Why is it in the news?
- UNESCO added Gwalior, Madhya Pradesh, to its Creative Cities Network (UCCN) for its commitment to culture and creativity.
- Kozikode from Kerala was also among the new cities to join the network.
Gwalior’s Musical Legacy
- Gwalior has a rich musical heritage, with a notable contribution to Indian classical music.
- The Gwalior gharana, the oldest musical gharana in India, flourished under Raja Man Singh Tomar in the 15th century.
- Dungarendra Singh Tomar, a musician, played a significant role in the revival of Indian classical music.
- Man Singh Tomar, known for inventing ‘dhrupad’, also contributed to the popularization of Indian music in Hindi.
Gwalior Gharana’s Significance
- Gwalior gharana is considered the first proper gharana of music, evolving under Mughal rule.
- It played a pivotal role in the development of khayal singing, incorporating elements of qawwali.
- Ustad Naththan Pir Baksh was instrumental in creating khayal, a structured system of presenting ragas.
- Persian words were integrated into musical compositions, and concepts like “bandish ki thumri” were introduced.
- Gwalior gharana’s techniques and nuances continue to influence students of Hindustani classical music today.
Mian Tansen, Gwalior’s Crown Musician
- Mian Tansen, born as Ramatanu, trained under Swami Haridas and was influenced by Sufi saint Mohommad Ghous.
- He was the court musician for King Ram Chandra Singh of Rewa and later joined Akbar’s court.

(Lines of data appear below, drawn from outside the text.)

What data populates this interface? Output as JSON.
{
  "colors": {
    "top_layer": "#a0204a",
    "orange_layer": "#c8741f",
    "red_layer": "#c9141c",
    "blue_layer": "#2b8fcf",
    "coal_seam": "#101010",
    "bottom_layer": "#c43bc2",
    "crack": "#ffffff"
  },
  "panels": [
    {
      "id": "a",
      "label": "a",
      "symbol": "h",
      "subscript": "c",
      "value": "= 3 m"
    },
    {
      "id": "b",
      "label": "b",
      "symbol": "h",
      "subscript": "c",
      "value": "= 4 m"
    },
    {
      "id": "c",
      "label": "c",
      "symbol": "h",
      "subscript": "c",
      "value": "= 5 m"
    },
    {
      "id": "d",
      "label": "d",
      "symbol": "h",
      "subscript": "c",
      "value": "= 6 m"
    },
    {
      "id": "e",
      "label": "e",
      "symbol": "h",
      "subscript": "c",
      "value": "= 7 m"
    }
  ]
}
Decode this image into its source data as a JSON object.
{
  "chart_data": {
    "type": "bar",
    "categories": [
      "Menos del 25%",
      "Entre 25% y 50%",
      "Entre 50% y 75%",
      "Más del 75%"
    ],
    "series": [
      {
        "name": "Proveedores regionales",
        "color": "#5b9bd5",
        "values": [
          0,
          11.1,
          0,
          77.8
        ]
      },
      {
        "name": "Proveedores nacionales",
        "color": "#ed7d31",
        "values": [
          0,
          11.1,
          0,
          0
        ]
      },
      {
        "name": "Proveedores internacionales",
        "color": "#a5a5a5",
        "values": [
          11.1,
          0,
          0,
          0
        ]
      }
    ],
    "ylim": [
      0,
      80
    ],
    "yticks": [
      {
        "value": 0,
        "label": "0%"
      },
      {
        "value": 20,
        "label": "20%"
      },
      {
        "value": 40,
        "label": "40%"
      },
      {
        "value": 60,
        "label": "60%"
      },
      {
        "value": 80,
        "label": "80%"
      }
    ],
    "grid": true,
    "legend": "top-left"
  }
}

- Akbar’s admiration for Tansen is well-documented, and Tansen’s contributions are celebrated in Indian culture.
Ustad Hafiz Ali Khan and the Bangash Gharana
- Ustad Hafiz Ali Khan, a prominent musician from Gwalior, trained under Ustad Wazir Khan of Rampur, a descendant of Mian Tansen.
- He was a court musician in Gwalior and became a sought-after artist during music conferences in the early 20th century.
- Ustad Hafiz Ali Khan trained several significant musicians, including his son Ustad Amjad Ali Khan and Pt. Bhimsen Joshi.
· A Gharana serves as a crucial component in the guru-shishya parampara, where disciples learn under the guidance of a specific guru, inheriting not only musical knowledge but also a distinctive musical style.
· This lineage-based system fosters a deep connection between the guru and shishya, ensuring the preservation and transmission of intricate musical traditions and techniques.
· It functions as a living legacy, with each generation of disciples adding their own nuances while staying true to the core principles of the gharana, thereby enriching and evolving the musical heritage over time.
· Hindustani Music is one of the two distinct schools of Indian Classical Music practiced mainly in North India. The other school of Indian Classical Music is Carnatic music which is practiced mainly in Southern India.
· Major Styles of Hindustani Music: Dhrupad, Khayal, Tarana, Thumri, Tappa, and Ghazal.